J’aurais bien répondu Cotillard mais j’ai vu que les autres l’ont déjà fait, j’avais envie de me démarquer.

  • 8/ Quelle est ta scène préférée qui te met des frissons rien que d’en parler ?

Tout de suite à l’esprit (et sous mes yeux certains de mes DVD) me vient la scène finale de The King’s Speech : où enfin Bertie arrive à faire son discours à l’Angleterre sans bégayer. On ressent vraiment sa peur d’échouer, la crainte de son entourage de le voir perdre ses moyens et puis le soulagement, la fierté. Il y a, je trouve, tellement d’émotion dans cette scène. Et c’est en parti grâce à la musique, je tiens à le préciser. Mais cette scène nous prouve  que les efforts, même s’ils étaient dures, lassants, sont toujours récompensés de manière personnelle. Je ne sais pas comment m’expliquer, mais quand je vois la fin de ce film, j’ai l’impression que je peux tout faire, même ce qui me terrorise le plus.

  • 9/ Si tu devais demander l’asile cinématographique, quel pays choisirais tu et pourquoi ?

Je pense que j’irai en Inde, pour Bollywood, pour enfin découvrir et combler mes lacunes au sujet du cinéma indien. J’ai l’impression qu’on oublie souvent, aux dépens des USA, que Bollywood fait parti des plus grandes puissances du cinéma. Après de ce que j’ai pu voir, je ne suis pas sûre que leurs genre de film m’intéressent vraiment. Donc je referai mes bagages et j’irai en Angleterre, parce que chez eux, ils font de bonnes rom-com (aaaaah Bridget Jones et Love Actually !).

  • 10/ Quel est pour toi le plus gros navet que tu aies jamais eu la malchance de voir et qui ferait passer un film d’Ed Wood pour un chef d’œuvre du 7ème art ?

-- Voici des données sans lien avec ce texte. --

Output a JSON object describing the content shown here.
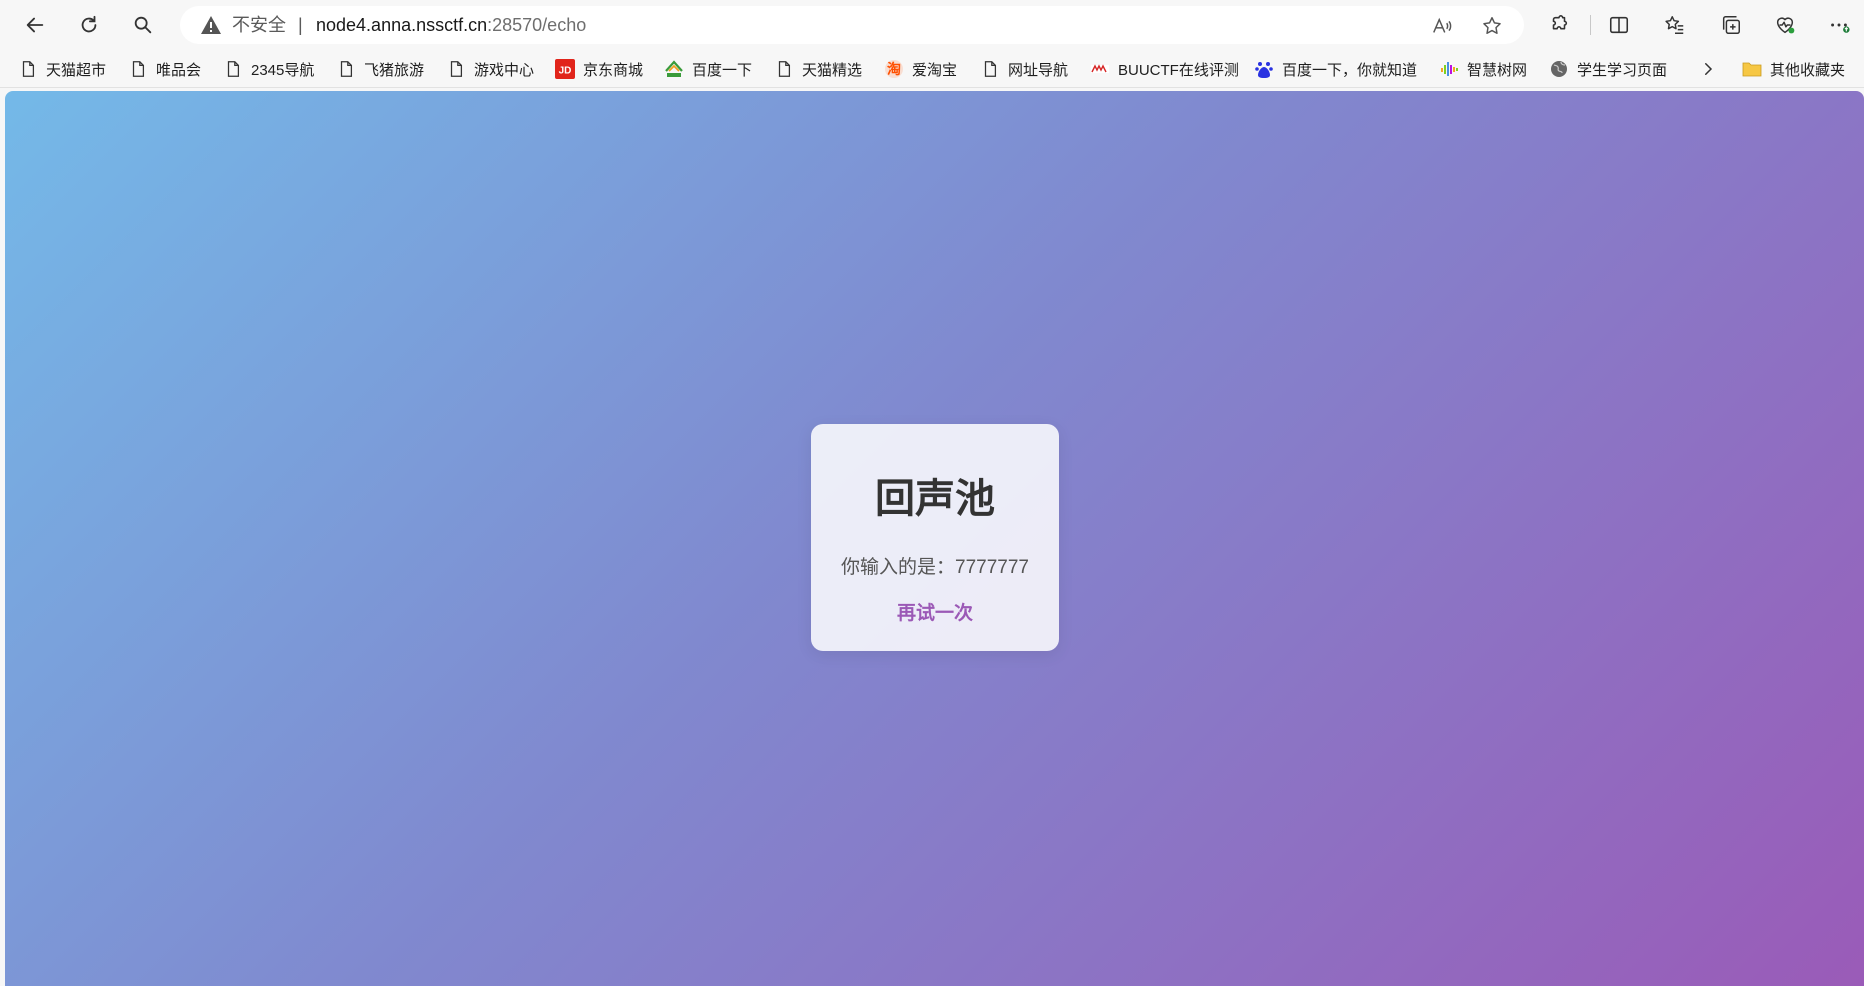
{
  "browser": {
    "security_label": "不安全",
    "separator": "|",
    "url_host": "node4.anna.nssctf.cn",
    "url_path": ":28570/echo",
    "icons": {
      "back": "back-arrow-icon",
      "reload": "reload-icon",
      "search": "search-icon",
      "warning": "warning-icon",
      "read_aloud": "read-aloud-icon",
      "favorite": "star-icon",
      "extensions": "puzzle-icon",
      "split_screen": "split-screen-icon",
      "favorites": "favorites-icon",
      "collections": "collections-icon",
      "health": "heart-pulse-icon",
      "menu": "more-icon"
    }
  },
  "bookmarks": [
    {
      "label": "天猫超市",
      "icon": "page-icon"
    },
    {
      "label": "唯品会",
      "icon": "page-icon"
    },
    {
      "label": "2345导航",
      "icon": "page-icon"
    },
    {
      "label": "飞猪旅游",
      "icon": "page-icon"
    },
    {
      "label": "游戏中心",
      "icon": "page-icon"
    },
    {
      "label": "京东商城",
      "icon": "jd-icon"
    },
    {
      "label": "百度一下",
      "icon": "2345-icon"
    },
    {
      "label": "天猫精选",
      "icon": "page-icon"
    },
    {
      "label": "爱淘宝",
      "icon": "taobao-icon"
    },
    {
      "label": "网址导航",
      "icon": "page-icon"
    },
    {
      "label": "BUUCTF在线评测",
      "icon": "buuctf-icon"
    },
    {
      "label": "百度一下，你就知道",
      "icon": "baidu-icon"
    },
    {
      "label": "智慧树网",
      "icon": "zhihuishu-icon"
    },
    {
      "label": "学生学习页面",
      "icon": "globe-icon"
    },
    {
      "label": "其他收藏夹",
      "icon": "folder-icon"
    }
  ],
  "page": {
    "title": "回声池",
    "echo_text": "你输入的是：7777777",
    "retry_link": "再试一次"
  },
  "colors": {
    "gradient_start": "#74b9e8",
    "gradient_end": "#9a5bb8",
    "link": "#9b59b6",
    "title": "#333333"
  }
}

Drag Me To Hell de Sam Raimi. Je l’ai trouvé tellement chiant, mal joué (pardon Justin Long), l’histoire n’avait vraiment aucun intérêt et la fin était des plus stupides. Puis voir une meuf se faire arrachée trois fois au court du film des touffes de cheveux énormes, c’est pas trop mon trip. Et je pense que le fait de sacrifier un chaton, ça m’a refroidit. Je le conseille aux gens quand ils veulent rire maintenant. Et j’étais d’autant plus déçue que je pensais bien aimer ce film, adorant la trilogie Spiderman de Raimi et les films d’horreur… Mais là, non, trop c’est trop.

  • 11/ Quelle est la plus grosse surprise (positive) que tu n’aies jamais eu dans une salle obscure ?

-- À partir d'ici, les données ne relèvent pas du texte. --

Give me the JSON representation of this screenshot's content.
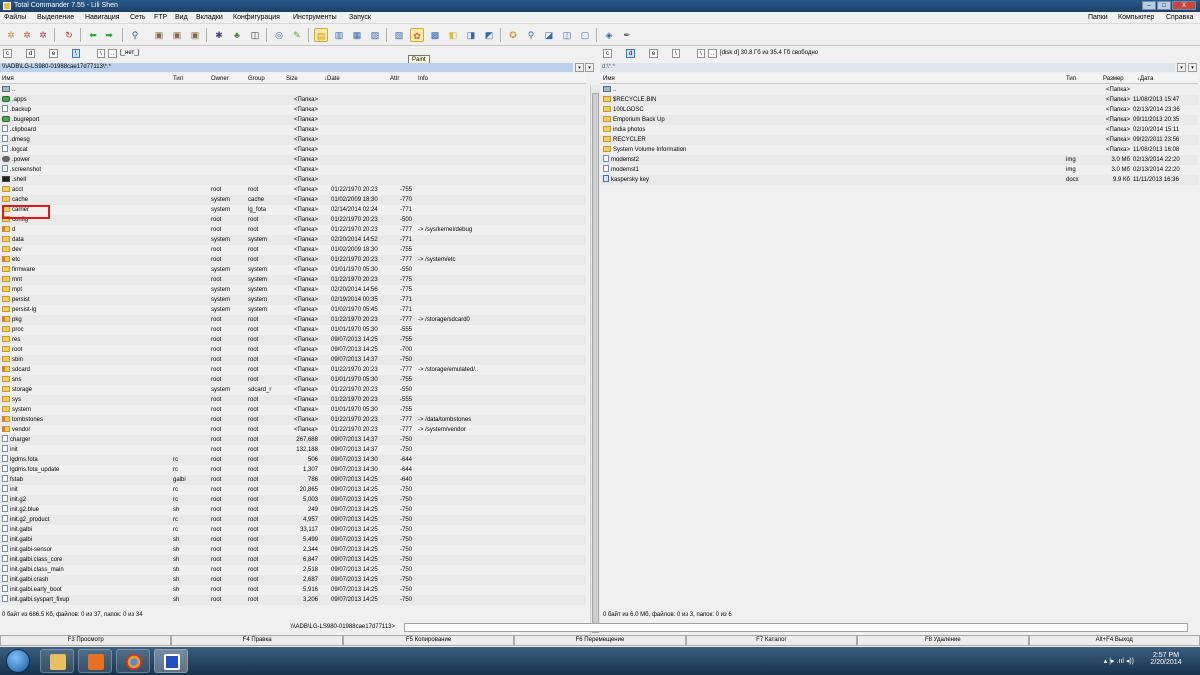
{
  "window": {
    "title": "Total Commander 7.55 - Lili Shen"
  },
  "window_buttons": {
    "minimize": "–",
    "maximize": "□",
    "close": "X"
  },
  "menu": {
    "left": [
      "Файлы",
      "Выделение",
      "Навигация",
      "Сеть",
      "FTP",
      "Вид",
      "Вкладки",
      "Конфигурация",
      "Инструменты",
      "Запуск"
    ],
    "right": [
      "Папки",
      "Компьютер",
      "Справка"
    ]
  },
  "tooltip": "Paint",
  "left_panel": {
    "drives": [
      "c",
      "d",
      "e",
      "\\",
      "..",
      "[_нет_]"
    ],
    "path": "\\\\\\ADB\\LG-LS980-01988cae17d77113\\*.*",
    "columns": {
      "name": "Имя",
      "type": "Тип",
      "owner": "Owner",
      "group": "Group",
      "size": "Size",
      "date": "↓Date",
      "attr": "Attr",
      "info": "Info"
    },
    "rows": [
      {
        "name": "..",
        "type": "",
        "owner": "",
        "group": "",
        "size": "",
        "date": "",
        "attr": "",
        "info": "",
        "icon": "up"
      },
      {
        "name": ".apps",
        "type": "",
        "owner": "",
        "group": "",
        "size": "<Папка>",
        "date": "",
        "attr": "",
        "info": "",
        "icon": "apps"
      },
      {
        "name": ".backup",
        "type": "",
        "owner": "",
        "group": "",
        "size": "<Папка>",
        "date": "",
        "attr": "",
        "info": "",
        "icon": "file"
      },
      {
        "name": ".bugreport",
        "type": "",
        "owner": "",
        "group": "",
        "size": "<Папка>",
        "date": "",
        "attr": "",
        "info": "",
        "icon": "apps"
      },
      {
        "name": ".clipboard",
        "type": "",
        "owner": "",
        "group": "",
        "size": "<Папка>",
        "date": "",
        "attr": "",
        "info": "",
        "icon": "file"
      },
      {
        "name": ".dmesg",
        "type": "",
        "owner": "",
        "group": "",
        "size": "<Папка>",
        "date": "",
        "attr": "",
        "info": "",
        "icon": "file"
      },
      {
        "name": ".logcat",
        "type": "",
        "owner": "",
        "group": "",
        "size": "<Папка>",
        "date": "",
        "attr": "",
        "info": "",
        "icon": "file"
      },
      {
        "name": ".power",
        "type": "",
        "owner": "",
        "group": "",
        "size": "<Папка>",
        "date": "",
        "attr": "",
        "info": "",
        "icon": "gear"
      },
      {
        "name": ".screenshot",
        "type": "",
        "owner": "",
        "group": "",
        "size": "<Папка>",
        "date": "",
        "attr": "",
        "info": "",
        "icon": "file"
      },
      {
        "name": ".shell",
        "type": "",
        "owner": "",
        "group": "",
        "size": "<Папка>",
        "date": "",
        "attr": "",
        "info": "",
        "icon": "monitor"
      },
      {
        "name": "acct",
        "type": "",
        "owner": "root",
        "group": "root",
        "size": "<Папка>",
        "date": "01/22/1970 20:23",
        "attr": "-755",
        "info": "",
        "icon": "folder"
      },
      {
        "name": "cache",
        "type": "",
        "owner": "system",
        "group": "cache",
        "size": "<Папка>",
        "date": "01/02/2009 18:30",
        "attr": "-770",
        "info": "",
        "icon": "folder"
      },
      {
        "name": "carrier",
        "type": "",
        "owner": "system",
        "group": "lg_fota",
        "size": "<Папка>",
        "date": "02/14/2014 02:24",
        "attr": "-771",
        "info": "",
        "icon": "folder"
      },
      {
        "name": "config",
        "type": "",
        "owner": "root",
        "group": "root",
        "size": "<Папка>",
        "date": "01/22/1970 20:23",
        "attr": "-500",
        "info": "",
        "icon": "folder"
      },
      {
        "name": "d",
        "type": "",
        "owner": "root",
        "group": "root",
        "size": "<Папка>",
        "date": "01/22/1970 20:23",
        "attr": "-777",
        "info": "-> /sys/kernel/debug",
        "icon": "link"
      },
      {
        "name": "data",
        "type": "",
        "owner": "system",
        "group": "system",
        "size": "<Папка>",
        "date": "02/20/2014 14:52",
        "attr": "-771",
        "info": "",
        "icon": "folder"
      },
      {
        "name": "dev",
        "type": "",
        "owner": "root",
        "group": "root",
        "size": "<Папка>",
        "date": "01/02/2009 18:30",
        "attr": "-755",
        "info": "",
        "icon": "folder"
      },
      {
        "name": "etc",
        "type": "",
        "owner": "root",
        "group": "root",
        "size": "<Папка>",
        "date": "01/22/1970 20:23",
        "attr": "-777",
        "info": "-> /system/etc",
        "icon": "link"
      },
      {
        "name": "firmware",
        "type": "",
        "owner": "system",
        "group": "system",
        "size": "<Папка>",
        "date": "01/01/1970 05:30",
        "attr": "-550",
        "info": "",
        "icon": "folder"
      },
      {
        "name": "mnt",
        "type": "",
        "owner": "root",
        "group": "system",
        "size": "<Папка>",
        "date": "01/22/1970 20:23",
        "attr": "-775",
        "info": "",
        "icon": "folder"
      },
      {
        "name": "mpt",
        "type": "",
        "owner": "system",
        "group": "system",
        "size": "<Папка>",
        "date": "02/20/2014 14:56",
        "attr": "-775",
        "info": "",
        "icon": "folder"
      },
      {
        "name": "persist",
        "type": "",
        "owner": "system",
        "group": "system",
        "size": "<Папка>",
        "date": "02/19/2014 00:35",
        "attr": "-771",
        "info": "",
        "icon": "folder"
      },
      {
        "name": "persist-lg",
        "type": "",
        "owner": "system",
        "group": "system",
        "size": "<Папка>",
        "date": "01/02/1970 05:45",
        "attr": "-771",
        "info": "",
        "icon": "folder"
      },
      {
        "name": "pkg",
        "type": "",
        "owner": "root",
        "group": "root",
        "size": "<Папка>",
        "date": "01/22/1970 20:23",
        "attr": "-777",
        "info": "-> /storage/sdcard0",
        "icon": "link"
      },
      {
        "name": "proc",
        "type": "",
        "owner": "root",
        "group": "root",
        "size": "<Папка>",
        "date": "01/01/1970 05:30",
        "attr": "-555",
        "info": "",
        "icon": "folder"
      },
      {
        "name": "res",
        "type": "",
        "owner": "root",
        "group": "root",
        "size": "<Папка>",
        "date": "09/07/2013 14:25",
        "attr": "-755",
        "info": "",
        "icon": "folder"
      },
      {
        "name": "root",
        "type": "",
        "owner": "root",
        "group": "root",
        "size": "<Папка>",
        "date": "09/07/2013 14:25",
        "attr": "-700",
        "info": "",
        "icon": "folder"
      },
      {
        "name": "sbin",
        "type": "",
        "owner": "root",
        "group": "root",
        "size": "<Папка>",
        "date": "09/07/2013 14:37",
        "attr": "-750",
        "info": "",
        "icon": "folder"
      },
      {
        "name": "sdcard",
        "type": "",
        "owner": "root",
        "group": "root",
        "size": "<Папка>",
        "date": "01/22/1970 20:23",
        "attr": "-777",
        "info": "-> /storage/emulated/..",
        "icon": "link"
      },
      {
        "name": "sns",
        "type": "",
        "owner": "root",
        "group": "root",
        "size": "<Папка>",
        "date": "01/01/1970 05:30",
        "attr": "-755",
        "info": "",
        "icon": "folder"
      },
      {
        "name": "storage",
        "type": "",
        "owner": "system",
        "group": "sdcard_r",
        "size": "<Папка>",
        "date": "01/22/1970 20:23",
        "attr": "-550",
        "info": "",
        "icon": "folder"
      },
      {
        "name": "sys",
        "type": "",
        "owner": "root",
        "group": "root",
        "size": "<Папка>",
        "date": "01/22/1970 20:23",
        "attr": "-555",
        "info": "",
        "icon": "folder"
      },
      {
        "name": "system",
        "type": "",
        "owner": "root",
        "group": "root",
        "size": "<Папка>",
        "date": "01/01/1970 05:30",
        "attr": "-755",
        "info": "",
        "icon": "folder"
      },
      {
        "name": "tombstones",
        "type": "",
        "owner": "root",
        "group": "root",
        "size": "<Папка>",
        "date": "01/22/1970 20:23",
        "attr": "-777",
        "info": "-> /data/tombstones",
        "icon": "link"
      },
      {
        "name": "vendor",
        "type": "",
        "owner": "root",
        "group": "root",
        "size": "<Папка>",
        "date": "01/22/1970 20:23",
        "attr": "-777",
        "info": "-> /system/vendor",
        "icon": "link"
      },
      {
        "name": "charger",
        "type": "",
        "owner": "root",
        "group": "root",
        "size": "267,688",
        "date": "09/07/2013 14:37",
        "attr": "-750",
        "info": "",
        "icon": "file"
      },
      {
        "name": "init",
        "type": "",
        "owner": "root",
        "group": "root",
        "size": "132,188",
        "date": "09/07/2013 14:37",
        "attr": "-750",
        "info": "",
        "icon": "file"
      },
      {
        "name": "lgdms.fota",
        "type": "rc",
        "owner": "root",
        "group": "root",
        "size": "506",
        "date": "09/07/2013 14:30",
        "attr": "-644",
        "info": "",
        "icon": "file"
      },
      {
        "name": "lgdms.fota_update",
        "type": "rc",
        "owner": "root",
        "group": "root",
        "size": "1,307",
        "date": "09/07/2013 14:30",
        "attr": "-644",
        "info": "",
        "icon": "file"
      },
      {
        "name": "fstab",
        "type": "galbi",
        "owner": "root",
        "group": "root",
        "size": "786",
        "date": "09/07/2013 14:25",
        "attr": "-640",
        "info": "",
        "icon": "file"
      },
      {
        "name": "init",
        "type": "rc",
        "owner": "root",
        "group": "root",
        "size": "20,865",
        "date": "09/07/2013 14:25",
        "attr": "-750",
        "info": "",
        "icon": "file"
      },
      {
        "name": "init.g2",
        "type": "rc",
        "owner": "root",
        "group": "root",
        "size": "5,003",
        "date": "09/07/2013 14:25",
        "attr": "-750",
        "info": "",
        "icon": "file"
      },
      {
        "name": "init.g2.blue",
        "type": "sh",
        "owner": "root",
        "group": "root",
        "size": "249",
        "date": "09/07/2013 14:25",
        "attr": "-750",
        "info": "",
        "icon": "file"
      },
      {
        "name": "init.g2_product",
        "type": "rc",
        "owner": "root",
        "group": "root",
        "size": "4,957",
        "date": "09/07/2013 14:25",
        "attr": "-750",
        "info": "",
        "icon": "file"
      },
      {
        "name": "init.galbi",
        "type": "rc",
        "owner": "root",
        "group": "root",
        "size": "33,117",
        "date": "09/07/2013 14:25",
        "attr": "-750",
        "info": "",
        "icon": "file"
      },
      {
        "name": "init.galbi",
        "type": "sh",
        "owner": "root",
        "group": "root",
        "size": "5,499",
        "date": "09/07/2013 14:25",
        "attr": "-750",
        "info": "",
        "icon": "file"
      },
      {
        "name": "init.galbi-sensor",
        "type": "sh",
        "owner": "root",
        "group": "root",
        "size": "2,344",
        "date": "09/07/2013 14:25",
        "attr": "-750",
        "info": "",
        "icon": "file"
      },
      {
        "name": "init.galbi.class_core",
        "type": "sh",
        "owner": "root",
        "group": "root",
        "size": "6,847",
        "date": "09/07/2013 14:25",
        "attr": "-750",
        "info": "",
        "icon": "file"
      },
      {
        "name": "init.galbi.class_main",
        "type": "sh",
        "owner": "root",
        "group": "root",
        "size": "2,518",
        "date": "09/07/2013 14:25",
        "attr": "-750",
        "info": "",
        "icon": "file"
      },
      {
        "name": "init.galbi.crash",
        "type": "sh",
        "owner": "root",
        "group": "root",
        "size": "2,687",
        "date": "09/07/2013 14:25",
        "attr": "-750",
        "info": "",
        "icon": "file"
      },
      {
        "name": "init.galbi.early_boot",
        "type": "sh",
        "owner": "root",
        "group": "root",
        "size": "5,916",
        "date": "09/07/2013 14:25",
        "attr": "-750",
        "info": "",
        "icon": "file"
      },
      {
        "name": "init.galbi.syspart_fixup",
        "type": "sh",
        "owner": "root",
        "group": "root",
        "size": "3,206",
        "date": "09/07/2013 14:25",
        "attr": "-750",
        "info": "",
        "icon": "file"
      }
    ],
    "status": "0 байт из 686.5 Кб, файлов: 0 из 37, папок: 0 из 34"
  },
  "right_panel": {
    "drives": [
      "c",
      "d",
      "e",
      "\\",
      ".."
    ],
    "free_info": "[disk d]  30.8 Гб из 35.4 Гб свободно",
    "path": "d:\\*.*",
    "columns": {
      "name": "Имя",
      "type": "Тип",
      "size": "Размер",
      "date": "↓Дата"
    },
    "rows": [
      {
        "name": "..",
        "type": "",
        "size": "<Папка>",
        "date": "",
        "icon": "up"
      },
      {
        "name": "$RECYCLE.BIN",
        "type": "",
        "size": "<Папка>",
        "date": "11/08/2013 15:47",
        "icon": "folder"
      },
      {
        "name": "100LGDSC",
        "type": "",
        "size": "<Папка>",
        "date": "02/13/2014 23:36",
        "icon": "folder"
      },
      {
        "name": "Emporium Back Up",
        "type": "",
        "size": "<Папка>",
        "date": "09/11/2013 20:35",
        "icon": "folder"
      },
      {
        "name": "india photos",
        "type": "",
        "size": "<Папка>",
        "date": "02/10/2014 15:11",
        "icon": "folder"
      },
      {
        "name": "RECYCLER",
        "type": "",
        "size": "<Папка>",
        "date": "09/22/2011 23:56",
        "icon": "folder"
      },
      {
        "name": "System Volume Information",
        "type": "",
        "size": "<Папка>",
        "date": "11/08/2013 16:08",
        "icon": "folder"
      },
      {
        "name": "modemst2",
        "type": "img",
        "size": "3.0 Мб",
        "date": "02/13/2014 22:20",
        "icon": "file"
      },
      {
        "name": "modemst1",
        "type": "img",
        "size": "3.0 Мб",
        "date": "02/13/2014 22:20",
        "icon": "file"
      },
      {
        "name": "kaspersky key",
        "type": "docx",
        "size": "9.9 Кб",
        "date": "11/11/2013 16:36",
        "icon": "doc"
      }
    ],
    "status": "0 байт из 6.0 Мб, файлов: 0 из 3, папок: 0 из 6"
  },
  "command_line": {
    "label": "\\\\\\ADB\\LG-LS980-01988cae17d77113>"
  },
  "function_keys": [
    "F3 Просмотр",
    "F4 Правка",
    "F5 Копирование",
    "F6 Перемещение",
    "F7 Каталог",
    "F8 Удаление",
    "Alt+F4 Выход"
  ],
  "taskbar": {
    "time": "2:57 PM",
    "date": "2/20/2014",
    "tray": "▴ |▸ .ııl ◂))"
  },
  "colors": {
    "selected_path": "#b9d1ea",
    "folder": "#f4cc5a",
    "highlight_box": "#e01818"
  }
}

Dernièrement, ce fut Killer Joe, je crois. J’étais un peu allée le voir à l’aveuglette, à cause de Juno Temple. Et j’ai été vraiment conquise, bien que que choquée, par ce film. C’est vraiment le genre de film que j’aime, qui te pousse à réfléchir sur tes actes et les conséquences, ce que personne ne fait souvent je pense. J’ai été vraiment dégoûtée par la violence, le peu de retenue dans ce film, mais c’est un mal pour un bien, parce que le jeu des acteurs est vraiment bien.

Plus j’avançais dans mes réponses, plus elles se faisaient courtes mais au moins : c’est fait. Et ça m’a finalement pas mal amusée d’y répondre. Tu peux me dire ce que tu en penses et même y répondre toit aussi à ces questions, pourquoi pas ? J’aime connaître les opinions des autres, toujours enrichissant ! (Ah oui, je me suis pas relue donc pardonnez-moi les fautes).